On immigration, Kisin and Foster are sprayed with falsehoods. What lay behind the “Boriswave” — that is, the unprecedented rise in Britain’s intake since 2021? It was the Ukrainians and Hong Kongers! Actually, Ukrainians and Hong Kongers made up a small minority of Britain’s newcomers in that period. The Migration Advisory Committee told me to let people in! Actually, to some extent Johnson’s government relaxed rules against the advice of the MAC. We needed workers! Arguable enough — but it also ignores how many dependants were allowed in. Johnson talks a lot about how ashamed and angry he was that Ukraine was invaded “on his watch”. Well, on his watch nationally transformative policies were implemented in defiance of the clear wishes of his supporters. When he repeats “take back control” on Triggernometry in a doomed attempt at Brexit revivalism he rubs into his voters’ faces how little “control” actually meant to the Conservatives.
Johnson’s shamelessness has been among his assets. “He’s very good,” smiles Kisin, after Johnson inexplicably congratulates his hosts on their “talent and enterprise” as a means of avoiding inconvenient questions. Actually, he’s not. Part of Johnson’s charm is that his bluster is not subtle or sophisticated at all. That it is so obvious that he is misleading is meant to excuse him. But bullshit delivered with a wink remains bullshit.
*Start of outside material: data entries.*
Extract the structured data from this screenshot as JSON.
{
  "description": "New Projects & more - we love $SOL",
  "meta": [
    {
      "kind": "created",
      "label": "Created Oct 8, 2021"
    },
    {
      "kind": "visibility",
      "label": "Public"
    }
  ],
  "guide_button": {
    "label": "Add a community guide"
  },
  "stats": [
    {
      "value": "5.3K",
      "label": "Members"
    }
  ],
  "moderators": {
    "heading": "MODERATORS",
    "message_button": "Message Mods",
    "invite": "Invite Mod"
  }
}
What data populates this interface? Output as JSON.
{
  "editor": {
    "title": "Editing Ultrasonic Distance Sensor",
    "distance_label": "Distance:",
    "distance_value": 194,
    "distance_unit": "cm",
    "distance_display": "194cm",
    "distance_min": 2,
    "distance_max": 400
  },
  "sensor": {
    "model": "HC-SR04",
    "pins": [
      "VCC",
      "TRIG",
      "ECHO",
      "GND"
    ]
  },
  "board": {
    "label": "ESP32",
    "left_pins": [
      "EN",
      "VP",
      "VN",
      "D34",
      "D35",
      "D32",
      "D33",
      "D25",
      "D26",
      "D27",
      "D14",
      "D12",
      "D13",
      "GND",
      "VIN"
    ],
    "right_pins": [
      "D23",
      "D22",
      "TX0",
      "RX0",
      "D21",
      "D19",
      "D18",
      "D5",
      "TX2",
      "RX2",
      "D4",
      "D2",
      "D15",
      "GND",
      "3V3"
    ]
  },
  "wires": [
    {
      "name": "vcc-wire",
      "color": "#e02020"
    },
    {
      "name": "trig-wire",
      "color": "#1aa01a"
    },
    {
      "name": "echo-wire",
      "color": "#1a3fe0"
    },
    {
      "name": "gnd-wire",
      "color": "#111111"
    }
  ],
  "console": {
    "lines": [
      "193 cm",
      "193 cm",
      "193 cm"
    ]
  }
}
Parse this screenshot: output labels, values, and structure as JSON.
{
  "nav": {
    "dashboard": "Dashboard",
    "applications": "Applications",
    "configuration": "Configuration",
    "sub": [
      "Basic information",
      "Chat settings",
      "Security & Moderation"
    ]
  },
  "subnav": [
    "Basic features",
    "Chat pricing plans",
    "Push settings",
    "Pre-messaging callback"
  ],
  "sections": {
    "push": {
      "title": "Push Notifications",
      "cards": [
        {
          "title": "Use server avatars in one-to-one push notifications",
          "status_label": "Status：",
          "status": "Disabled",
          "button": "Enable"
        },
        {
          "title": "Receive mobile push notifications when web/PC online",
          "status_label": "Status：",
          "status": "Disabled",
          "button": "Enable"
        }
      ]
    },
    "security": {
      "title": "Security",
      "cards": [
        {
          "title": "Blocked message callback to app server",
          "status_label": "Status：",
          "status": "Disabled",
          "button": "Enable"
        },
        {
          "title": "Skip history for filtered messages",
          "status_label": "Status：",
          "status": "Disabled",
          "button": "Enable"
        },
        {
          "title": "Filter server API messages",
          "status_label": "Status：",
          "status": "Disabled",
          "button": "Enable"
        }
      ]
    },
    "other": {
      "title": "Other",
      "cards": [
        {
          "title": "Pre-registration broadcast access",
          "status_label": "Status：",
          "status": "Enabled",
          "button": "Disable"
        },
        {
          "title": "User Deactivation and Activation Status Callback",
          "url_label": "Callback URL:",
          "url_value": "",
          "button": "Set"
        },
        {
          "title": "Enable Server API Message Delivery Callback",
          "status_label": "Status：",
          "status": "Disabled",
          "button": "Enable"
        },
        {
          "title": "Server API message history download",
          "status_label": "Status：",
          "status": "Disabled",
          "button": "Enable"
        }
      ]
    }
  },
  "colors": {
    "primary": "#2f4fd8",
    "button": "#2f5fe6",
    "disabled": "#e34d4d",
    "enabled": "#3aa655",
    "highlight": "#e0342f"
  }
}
Johnson is a man who wanted to be a great leader but was only fit for rambling about loony lefties and brilliant Britain
Johnson’s attempts to position himself as edgily right-wing are downright pathetic. “I think that some of the things the Trump administration are doing are right,” he says, before declaring — completely out of context — “I like the Elon Musk cost-cutting stuff.” “Who doesn’t,” Kisin says, which ignores a lot of thoughtful right-wing criticisms of the Department of Government Efficiency but also the very obvious fact that Johnson only brought it up to catch a bit of Trump and Musk’s light and position himself — yet again — as some sort of scrappy and iconoclastic populist despite his years of shambling managerialism in power.
There is a revealing moment in the podcast where Kisin wants to ask Johnson about whether the numerousness of Russian oligarchs in London inspired excessive lenience towards the Russians in the years before the invasion of Ukraine. Johnson sails off on a rant about how, during his mayoralty, London had more billionaires than any city in the world, and billionaires in London are as natural as orangutans on Sumatra. It has nothing to do with anything. But I also sense a note of sadness. Johnson is a man who wanted to be a great leader but was only fit for rambling about loony lefties and brilliant Britain. That is the man’s tragedy. Yet in a far bigger sense it is also ours.